Bu sahne en aşağı yedi bin senelik bir Türk beşiğidir. Beşik tabiatın rüzgârlarıyla sallandı. Beşiğin içindeki o çocuk, tabiatın yağmurlarıyla yıkandı. O çocuk tabiatın şimşeklerinden, yıldırımlarından, kasırgalarından evvela korkar gibi oldu; sonra onlara alıştı; onları tabiatın babası tanıdı, onların oğlu oldu. Bir gün o tabiat çocuğu tabiat oldu; şimşek, yıldırım, güneş oldu; Türk oldu. Türk budur; Yıldırımdır.
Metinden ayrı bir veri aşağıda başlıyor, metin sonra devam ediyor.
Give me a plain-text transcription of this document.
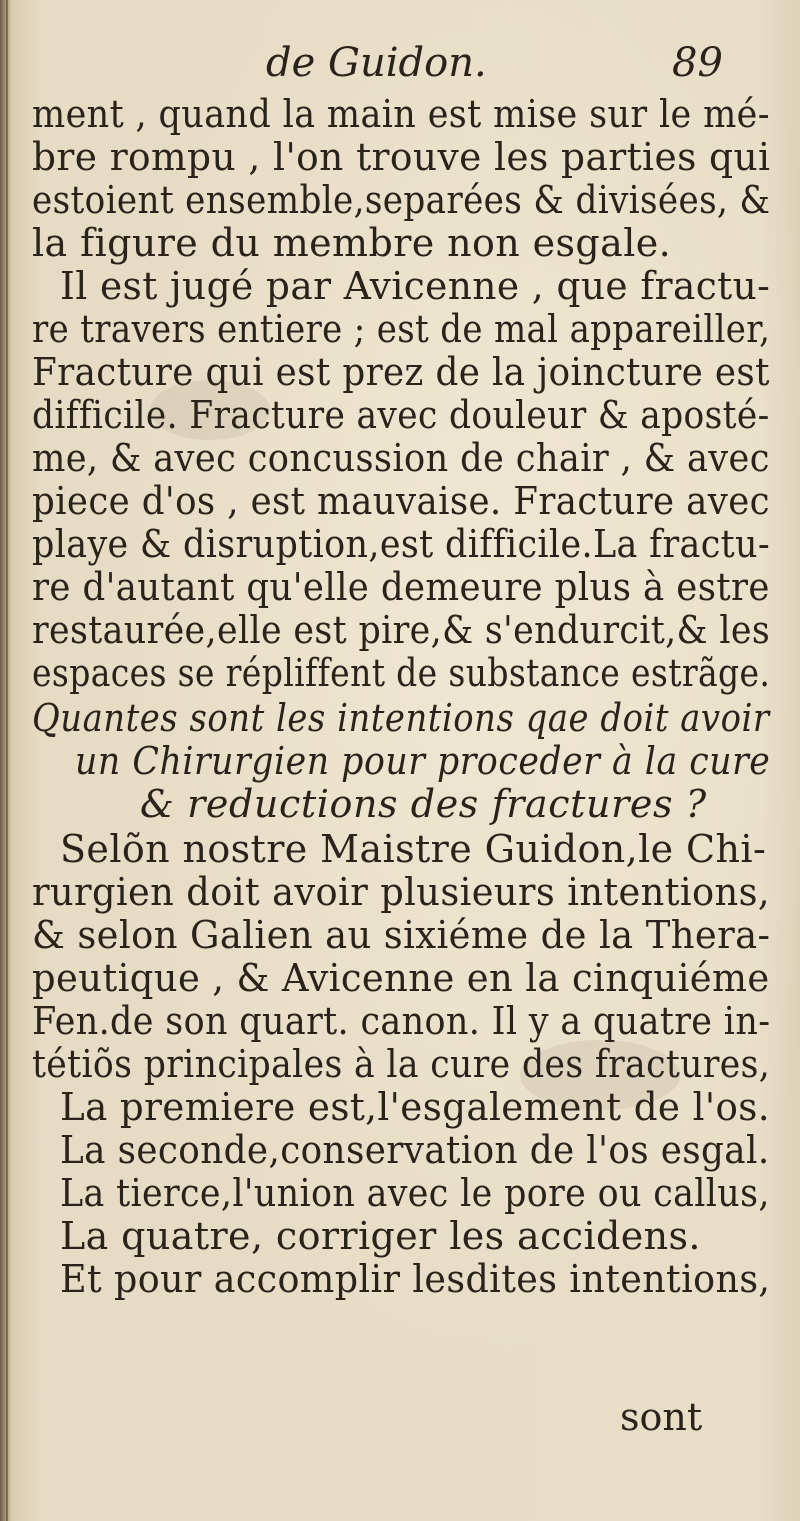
de Guidon.	89
ment , quand la main est mise sur le mé-
bre rompu , l'on trouve les parties qui
estoient ensemble,separées & divisées, &
la figure du membre non esgale.
Il est jugé par Avicenne , que fractu-
re travers entiere ; est de mal appareiller,
Fracture qui est prez de la joincture est
difficile. Fracture avec douleur & aposté-
me, & avec concussion de chair , & avec
piece d'os , est mauvaise. Fracture avec
playe & disruption,est difficile.La fractu-
re d'autant qu'elle demeure plus à estre
restaurée,elle est pire,& s'endurcit,& les
espaces se répliffent de substance estrãge.
Quantes sont les intentions qae doit avoir
un Chirurgien pour proceder à la cure
& reductions des fractures ?
Selõn nostre Maistre Guidon,le Chi-
rurgien doit avoir plusieurs intentions,
& selon Galien au sixiéme de la Thera-
peutique , & Avicenne en la cinquiéme
Fen.de son quart. canon. Il y a quatre in-
tétiõs principales à la cure des fractures,
La premiere est,l'esgalement de l'os.
La seconde,conservation de l'os esgal.
La tierce,l'union avec le pore ou callus,
La quatre, corriger les accidens.
Et pour accomplir lesdites intentions,
sont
Kasırgadır, dünyayı aydınlatan güneştir!
Mustafa Kemal Atatürk
İnsanlık tarihinde ilk insanların kabile toplumu şeklinde örgütlendiği ve Türklerde de başlangıçta yaşam tarzı olarak kabile toplumu bulunduğu açıktır. Kabile toplumu, eylem ve davranışlar ile inanç bütünleşmesine dayalı bir yapıdır. Türklerde kabile toplumu şeklindeki yaşam tarzı eşitlikçi, dayanışmacı ve hoşgörülü bir şekilde oluşmuş ve devam etmiştir. Temel değerleri, töresel kandaşlık kökenli özgürlük, eşitlik ve kardeşlik ilkesidir. Sert bozkır coğrafyasında her birey değerlidir. Böylece kullardan değil, bireylerden oluşan toplumda, koşullarda liderlik üstün vasıflara sahip olmayı gerektirdiği gibi Totaliter liderliğin de önünü kapatır.